„Das Volk, das in den Wolken lebt“


Fog settles on the deserted streets of San Miguel Cuevas, a Mixtec village in the highlands of Oaxaca.

Hoch oben in den Mixteca-Bergen im Süden Mexicos findet ein Exodus statt. An der Geburtsstätte des Getreideanbaus, wo Bauern vor nahezu 9000 Jahren als Erste den Mais anbauten, zerfällt eine uralte Lebensart durch Landzersetzung, die Erosion zerstört den fruchtbaren Boden, Migration reißt Familien auseinander. Die Azteken nannten diesen Ort den „Ort des Volkes das in den Wolken lebt“, Mixteca ist eine der ältesten und größten indigenen Kulturen Mexikos.

Rauh und abgelegen, bewahrte die isolierte Region ein vor-kolumbianischen Weg zu leben, der weitgehend im restlichen Mexiko durch die Kriegsfolgen der spanischen Eroberung verschwunden ist. In seinem Innersten ist es eine bäuerliche Kultur, die auf Getreideanbau beruht. Entlang der steilen Berghänge ist es immer noch möglich, uralte Terassen, Kanäle und Abflußrinnen zu erkennen, die Mexikos reichen, aber auch anfälligen Boden schützten und seine Bewohner tausende von Jahren ernährten.

Aber heutzutage sind diese alten bäuerlichen Traditionen verloren gegangen, ersetzt durch chemische Düngemittel, Hybridaussaat und Herbizide. Diese drei Komponenten der modernen Agrarwirtschaft wurden durch die mexikanische Regierung und internationale Wohltätigkeitsorganisationen  in indigenen Gemeinden besonders stark gefördert und waren Teil der „grünen Revolution“ in den 60’er Jahren des letzten Jahrhunderts.

Im Zusammenspiel mit Brandrodung und dem Verlust anderer indigener landerhaltender Traditionen wie z.B.  den Mehrfruchtanbau, haben diese importierten industriellen Landanbaumethoden den mixtekischen Getreideanbau, der zu den ältesten und perfektesten verträglichen Anbaumethoden zählte, in eine landverschlingende Maschinerie verwandelt.

Heute ist der größte Teil von Mixteca zu einer „ökologischen Katastrophenzone“ erklärt worden, als Ergebnis unkontrollierter Erosion, Abholzens und Auszehrung der fruchtbaren Erde.  Weniger als ein Drittel der Kinder unter fünf Jahren ist normal an Gewicht und Größe, der Maisverbrauch beträgt weniger als 10 Unzen pro Tag, das sind 90% weniger als in den USA pro Kopf verbraucht wird.
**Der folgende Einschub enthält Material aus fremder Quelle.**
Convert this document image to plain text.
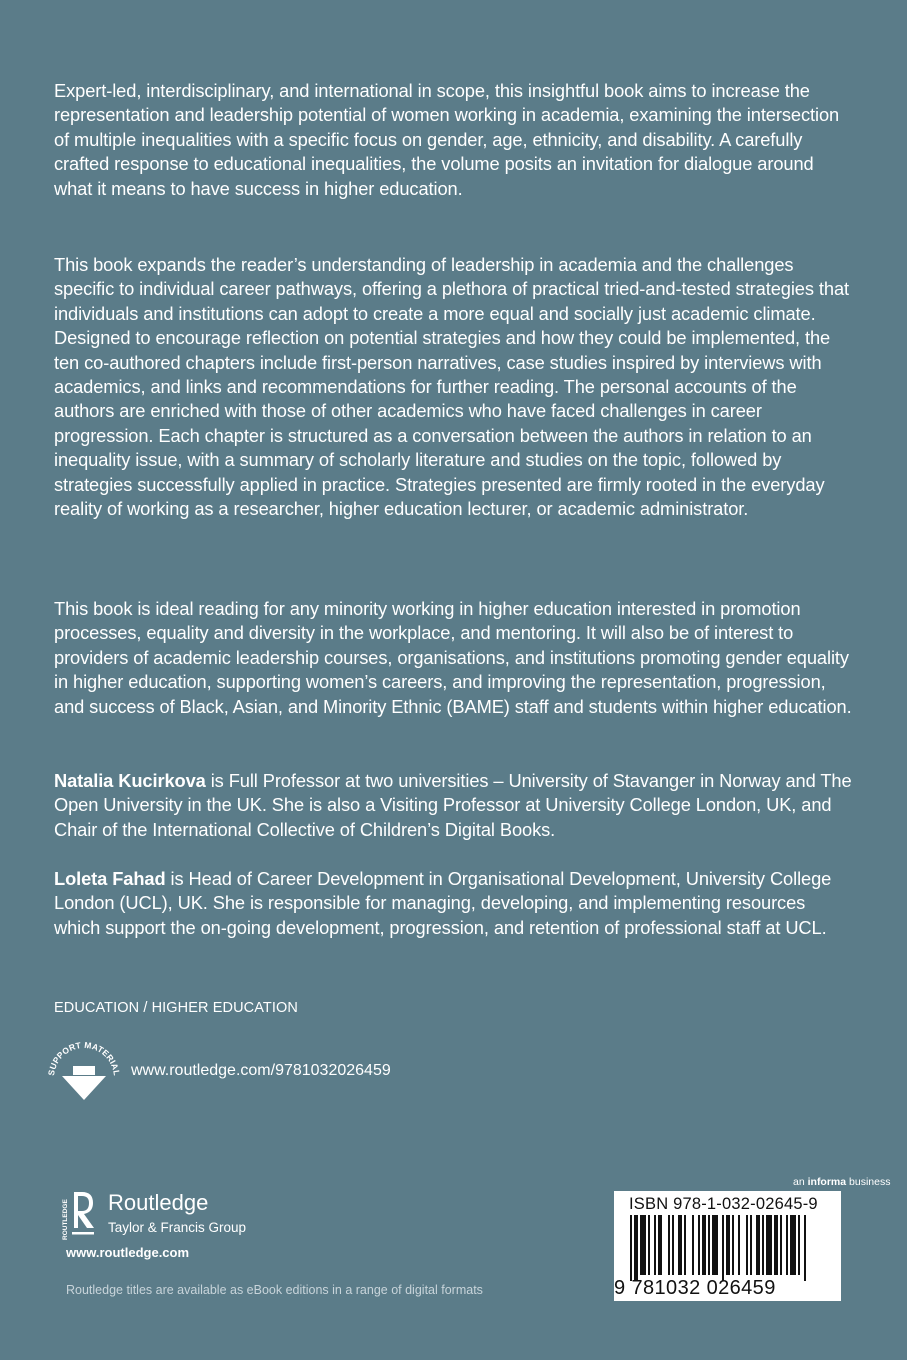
Expert-led, interdisciplinary, and international in scope, this insightful book aims to increase the representation and leadership potential of women working in academia, examining the intersection of multiple inequalities with a specific focus on gender, age, ethnicity, and disability. A carefully crafted response to educational inequalities, the volume posits an invitation for dialogue around what it means to have success in higher education.

This book expands the reader’s understanding of leadership in academia and the challenges specific to individual career pathways, offering a plethora of practical tried-and-tested strategies that individuals and institutions can adopt to create a more equal and socially just academic climate. Designed to encourage reflection on potential strategies and how they could be implemented, the ten co-authored chapters include first-person narratives, case studies inspired by interviews with academics, and links and recommendations for further reading. The personal accounts of the authors are enriched with those of other academics who have faced challenges in career progression. Each chapter is structured as a conversation between the authors in relation to an inequality issue, with a summary of scholarly literature and studies on the topic, followed by strategies successfully applied in practice. Strategies presented are firmly rooted in the everyday reality of working as a researcher, higher education lecturer, or academic administrator.

This book is ideal reading for any minority working in higher education interested in promotion processes, equality and diversity in the workplace, and mentoring. It will also be of interest to providers of academic leadership courses, organisations, and institutions promoting gender equality in higher education, supporting women’s careers, and improving the representation, progression, and success of Black, Asian, and Minority Ethnic (BAME) staff and students within higher education.

Natalia Kucirkova is Full Professor at two universities – University of Stavanger in Norway and The Open University in the UK. She is also a Visiting Professor at University College London, UK, and Chair of the International Collective of Children’s Digital Books.

Loleta Fahad is Head of Career Development in Organisational Development, University College London (UCL), UK. She is responsible for managing, developing, and implementing resources which support the on-going development, progression, and retention of professional staff at UCL.

EDUCATION / HIGHER EDUCATION
SUPPORT MATERIAL www.routledge.com/9781032026459
ROUTLEDGE Routledge
Taylor & Francis Group
www.routledge.com
Routledge titles are available as eBook editions in a range of digital formats
an informa business
ISBN 978-1-032-02645-9
9 781032 026459
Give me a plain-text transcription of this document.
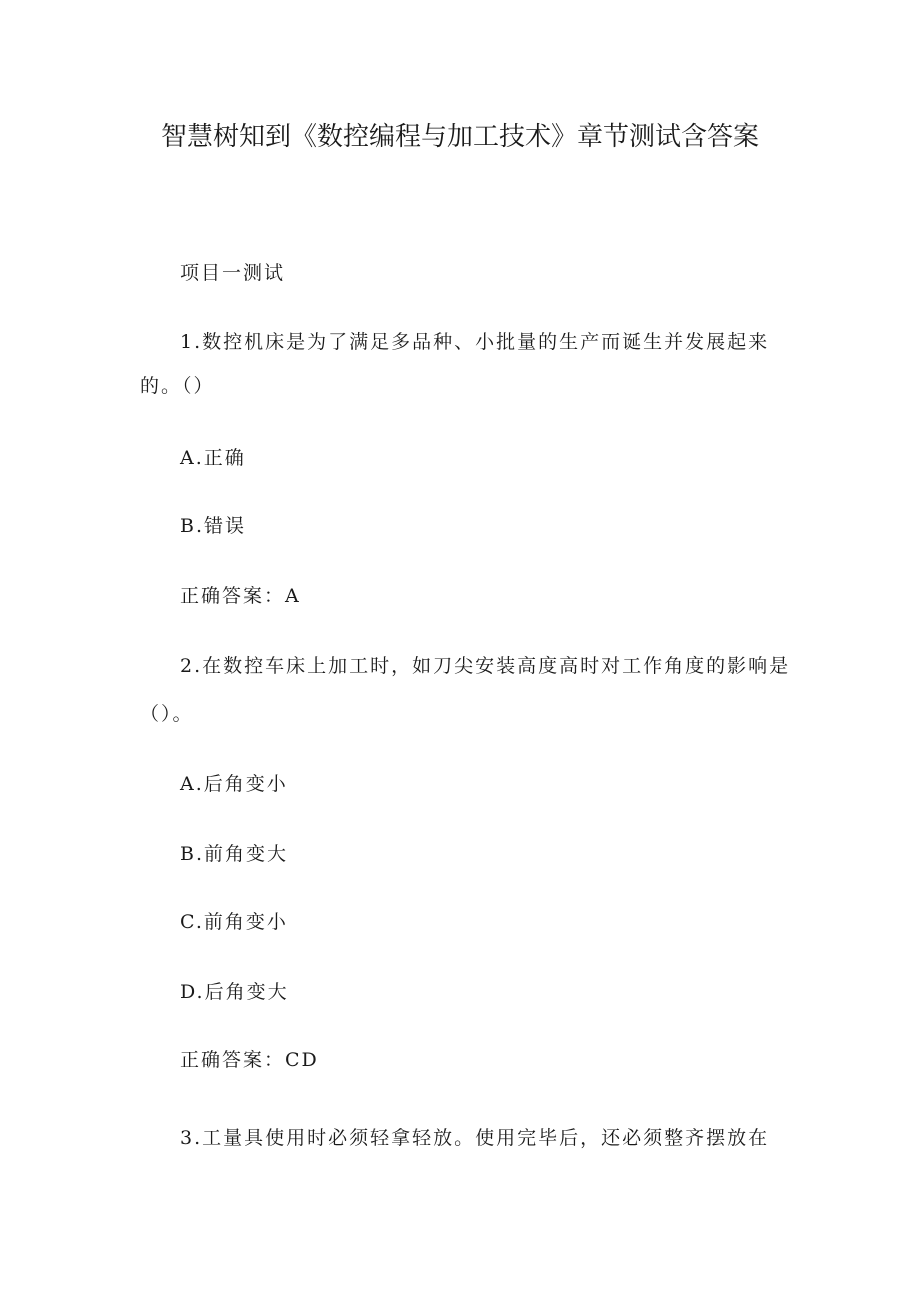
智慧树知到《数控编程与加工技术》章节测试含答案

项目一测试

1.数控机床是为了满足多品种、小批量的生产而诞生并发展起来

的。（）

A.正确

B.错误

正确答案：A

2.在数控车床上加工时，如刀尖安装高度高时对工作角度的影响是

（）。

A.后角变小

B.前角变大

C.前角变小

D.后角变大

正确答案：CD

3.工量具使用时必须轻拿轻放。使用完毕后，还必须整齐摆放在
Im UN- Entwicklungsindex ist die Armut in Mixteca schlimmer als in fast allen Gegenden von Lateinamerika eingestuft,  nur vergleichbar mit Gebieten in Indien, Afrika und dem Gazastreifen. Weit entfernt von der „Grünen Revolution“ haben die industriellen Anbautechniken dazu geführt, daß die Mixteken sich nicht mehr selbst ernähren können.

Fast ein Viertel Million Mixteken ist in die USA ausgewandert.  Einige Dörfer haben mehr als 80% ihrer Bevölkerung verloren und sind nahezu Geisterstädte geworden. „Ich denke nur ans Sterben,“ sagte ein älterer Mann zu mir.  „Meine einzige Sorge ist es, wie mein Begräbnis wohl sein wird.“

Ich suche Unterstützung, damit diese wichtige Geschichte erzählt werden kann. Ihr Beitrag zu dieser Kampagne, einer Kooperation zwischen dem Orion Magazin und Daylight Multimedia hilft mir, eine tiefgehende Chronik dieser von Menschen verursachten modernen Wüste zu erstellen und die tiefgehenden sozialen Auswirkungen, die daraus folgen, zu dokumentieren.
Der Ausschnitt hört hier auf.